Кинулась голодная Лисица на Зайца, но бревно окунулось краем – Лиса скорей на своё место. Закричала на Сороку сердито:
– Ох и вредная же ты птица! Ни в лесу, ни на воде от тебя нет покоя. Так и цепляешься, как репей на хвост!
А Сорока как ни в чём не бывало:
– Теперь, Заяц, твоя очередь нападать. Где это видано, чтобы Лиса с Зайцем ужились? Толкай её в воду, я помогу!
Зажмурил Заяц глаза, бросился на Лису, но качнулось бревно – Заяц назад скорей. И кричит на Сороку:
– Что за вредная птица! Погубить нас хочет. Нарочно друг на друга науськивает!
Плывёт бревно по реке, Заяц с Лисой на бревне думают.
Николай СладковЗваный гость
Увидела Сорока Зайца – ахнула: – Не у Лисы ли в зубах побывал, косой? Мокрый, драный, запуганный!
– Если бы у Лисы! – захныкал Заяц. – А то в гостях гостевал, да не простым гостем был, а званым…
Сорока так и зашлась:
– Скорей расскажи, голубчик! Страх склоки люблю! Позвали, значит, тебя в гости, а сами…

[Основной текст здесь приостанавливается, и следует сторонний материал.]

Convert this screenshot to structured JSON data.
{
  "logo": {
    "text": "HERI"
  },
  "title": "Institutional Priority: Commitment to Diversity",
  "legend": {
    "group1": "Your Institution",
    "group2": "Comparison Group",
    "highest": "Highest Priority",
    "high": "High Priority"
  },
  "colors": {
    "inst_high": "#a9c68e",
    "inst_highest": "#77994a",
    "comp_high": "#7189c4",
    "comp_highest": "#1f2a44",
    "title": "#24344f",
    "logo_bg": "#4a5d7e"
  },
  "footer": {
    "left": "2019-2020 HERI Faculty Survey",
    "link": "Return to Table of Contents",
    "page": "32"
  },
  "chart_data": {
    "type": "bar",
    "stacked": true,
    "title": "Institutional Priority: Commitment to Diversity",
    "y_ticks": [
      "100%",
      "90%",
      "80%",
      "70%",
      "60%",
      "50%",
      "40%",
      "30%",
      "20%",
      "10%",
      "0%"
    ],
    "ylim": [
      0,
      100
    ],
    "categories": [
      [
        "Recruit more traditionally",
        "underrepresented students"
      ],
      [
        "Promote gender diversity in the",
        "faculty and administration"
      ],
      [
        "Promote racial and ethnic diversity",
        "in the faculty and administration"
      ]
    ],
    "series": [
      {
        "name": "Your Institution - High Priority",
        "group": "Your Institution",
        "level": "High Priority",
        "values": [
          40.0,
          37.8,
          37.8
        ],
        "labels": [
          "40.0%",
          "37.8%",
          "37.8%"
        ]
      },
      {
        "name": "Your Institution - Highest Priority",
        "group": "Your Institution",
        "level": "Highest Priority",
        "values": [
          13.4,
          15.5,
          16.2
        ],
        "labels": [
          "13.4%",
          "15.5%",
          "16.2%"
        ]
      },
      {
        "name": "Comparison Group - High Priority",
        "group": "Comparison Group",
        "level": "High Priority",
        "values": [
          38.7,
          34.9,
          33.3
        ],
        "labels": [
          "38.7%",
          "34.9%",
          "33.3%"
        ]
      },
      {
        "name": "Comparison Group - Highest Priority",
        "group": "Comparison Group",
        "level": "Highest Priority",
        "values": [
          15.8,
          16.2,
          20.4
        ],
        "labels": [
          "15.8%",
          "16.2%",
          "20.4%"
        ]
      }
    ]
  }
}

– Позвали меня на день рождения, – заговорил Заяц. – Сейчас в лесу, сама знаешь, что ни день – то день рождения. Я мужик смирный, меня все приглашают. Вот на днях соседка Зайчиха и позвала. Прискакал я к ней. Нарочно не ел: на угощение надеялся.
А она мне вместо угощения зайчат своих под нос суёт: хвастается.
Эка невидаль – зайчата! Но я мужик смирный, говорю вежливо: «Ишь какие колобки лопоухие!» Что тут началось! «Ты, – кричит, – окосел? Стройненьких да грациозненьких зайчат моих колобками обзываешь? Вот и приглашай таких чурбанов в гости – слова умного не услышишь!»
Только от Зайчихи я убрался – Барсучиха зовёт. Прибегаю – лежат все у норы вверх животами, греются. Что твои поросята: тюфяки тюфяками! Барсучиха спрашивает: «Ну как детишки мои, нравятся ли?» Открыл я рот, чтобы правду сказать, да вспомнил Зайчиху и пробубнил. «Стройненькие, – говорю, – какие они у тебя да грациозненькие!» – «Какие, какие? – ощетинилась Барсучиха. – Сам ты, кощей, стройненький да грациозненький! И отец твой и мать стройненькие, и бабка с дедом твои грациозненькие! Весь ваш поганый заячий род костлявый! Его в гости зовут, а он насмехается! Да за это я тебя не угощать стану – я тебя самого съем! Не слушайте его, мои красавчики, мои тюфячки подслеповатенькие…»
Еле ноги от Барсучихи унёс. Слышу – Белка с ёлки кричит: «А моих душечек ненаглядных ты видел?»
«Потом как-нибудь! – отвечаю. – У меня, Белка, и без того в глазах что-то двоится…»
А Белка не отстаёт: «Может, ты, Заяц, и смотреть-то на них не хочешь. Так и скажи!»
«Что ты, – успокаиваю, – Белка! И рад бы я, да снизу-то мне их в гнезде-гайне не видно! А на ёлку к ним не залезть».
«Так ты что, Фома неверующий, слову моему не веришь? – распушила хвост Белка. – А ну отвечай, какие мои бельчата?»
«Всякие, – отвечаю, – такие и этакие!»